Octreotide equally suppressed β-cell activity and GLP-1 response in both racial groups. However, after 24 weeks of octreotide-LAR, β-cell activity, insulin and GLP-1 concentrations remained higher in AA than Caucasians.
Our results do not explain whether the above variations are associated with EIA hyperactivity, GLP-1 hypersecretion, differences in metabolic clearance or their combinations. Increased GLP-1 levels may account for the enhanced first and second phase of insulin secretion in AA and the exacerbated insulin response in obese subjects. GLP-1 promotes adipogenesis through its effects on insulin sensitivity, stimulation of fatty acid synthesis in adipose tissue9
and attenuation of the lipolytic action of glucagons.10,11
Obese animals and humans have increased GLP-1 concentrations in response to fat and glucose intake1,12,13
and an exacerbated insulin secretion in response to lower concentration of GLP-1.14
The higher prevalence of CVD and T2DM in AA may be explained by the hyperinsulinemic state fostered by higher GLP-1 concentrations as well as through direct GLP-1 mediation. GLP-1 receptors are present in the heart, and the infusion of GLP-1 causes an increase in the blood pressure and heart rate, which persists even after Adrenergic and cholinergic blockade Infusion of exendins 9–39 (a GLP-1 antagonist) prevents the rise in the blood pressure and heart rate, indicating a potential direct Cardiovascular effects of GLP-1.15–19
GLP-1 receptor (GLP-1R) desensitization may play a role in the genesis of T2DM and consequently the secretory activity of the β-cells. The accumulation of GLP-1 after DPPIV degradation in the circulation may also induce T2DM. GLP-1 (9–36) amide could antagonize the antidiabetes effects of GLP-1 (7–36).20
The validity of these pathogenetic mechanisms in humans in vivo
remains to be determined.
Although energy intake during the study was significantly affected in both groups as suggested by the analysis of food records; changes in body weight and BMI did not reflect the magnitude of such restriction. When asked to record dietary intake, individuals may modify their eating habits or represent their diet in a more positive way, including under-reporting intake. No between-group differences in energy and macronutrients intake were observed at any time point. Based on the findings that both groups reported similar reductions in energy and macronutrient intake, we assume that any inaccuracy in self-reporting dietary intake was reflected in both groups.
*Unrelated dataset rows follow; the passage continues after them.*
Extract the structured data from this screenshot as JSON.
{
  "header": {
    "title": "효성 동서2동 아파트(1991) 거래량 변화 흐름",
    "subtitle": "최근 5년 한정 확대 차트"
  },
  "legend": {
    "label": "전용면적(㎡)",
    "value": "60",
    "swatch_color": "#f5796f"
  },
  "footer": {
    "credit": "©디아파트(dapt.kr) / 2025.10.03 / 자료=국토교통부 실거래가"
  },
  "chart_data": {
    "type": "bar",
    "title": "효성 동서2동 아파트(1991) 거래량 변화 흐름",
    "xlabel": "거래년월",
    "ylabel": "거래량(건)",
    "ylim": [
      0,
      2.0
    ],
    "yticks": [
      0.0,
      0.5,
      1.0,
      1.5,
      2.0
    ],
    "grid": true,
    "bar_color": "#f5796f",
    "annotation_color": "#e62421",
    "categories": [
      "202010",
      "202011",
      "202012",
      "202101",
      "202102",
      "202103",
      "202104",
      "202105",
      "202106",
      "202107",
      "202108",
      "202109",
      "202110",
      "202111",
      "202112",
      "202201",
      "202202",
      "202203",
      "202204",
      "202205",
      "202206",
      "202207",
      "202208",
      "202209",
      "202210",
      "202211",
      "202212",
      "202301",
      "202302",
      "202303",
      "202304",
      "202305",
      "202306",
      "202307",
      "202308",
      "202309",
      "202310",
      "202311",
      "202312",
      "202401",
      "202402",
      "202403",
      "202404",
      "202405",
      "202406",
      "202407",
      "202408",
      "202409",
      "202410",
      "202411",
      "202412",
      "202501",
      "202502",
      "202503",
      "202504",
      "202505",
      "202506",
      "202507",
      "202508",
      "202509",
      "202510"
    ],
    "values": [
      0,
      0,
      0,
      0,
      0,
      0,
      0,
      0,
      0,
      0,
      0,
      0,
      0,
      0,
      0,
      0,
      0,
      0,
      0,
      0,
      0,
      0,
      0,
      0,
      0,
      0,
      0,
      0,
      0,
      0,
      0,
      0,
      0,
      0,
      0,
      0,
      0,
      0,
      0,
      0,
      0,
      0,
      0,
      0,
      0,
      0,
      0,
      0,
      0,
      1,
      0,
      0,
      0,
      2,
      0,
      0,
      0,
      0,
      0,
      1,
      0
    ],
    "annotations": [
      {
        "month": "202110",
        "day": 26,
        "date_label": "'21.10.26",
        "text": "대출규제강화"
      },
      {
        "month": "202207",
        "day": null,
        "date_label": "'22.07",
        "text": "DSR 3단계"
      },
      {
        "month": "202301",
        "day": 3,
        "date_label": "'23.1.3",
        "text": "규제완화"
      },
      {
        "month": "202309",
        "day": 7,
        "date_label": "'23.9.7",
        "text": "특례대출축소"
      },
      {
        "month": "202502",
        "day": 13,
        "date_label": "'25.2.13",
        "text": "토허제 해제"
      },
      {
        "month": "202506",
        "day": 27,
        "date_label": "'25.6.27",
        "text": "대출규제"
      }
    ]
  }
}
In conclusion, obese AAs have higher fasting and stimulated GLP-1 and insulin concentrations compared to Caucasians. Octreotide may affect insulin secretion by both a direct β-cell effect as well as mediating GLP-1 response. Racial differences in GLP-1 concentrations or activity may be one mechanism contributing to the higher prevalence of hyperinsulinemia-associated disorders, including obesity, CVD and type II diabetes in AAs.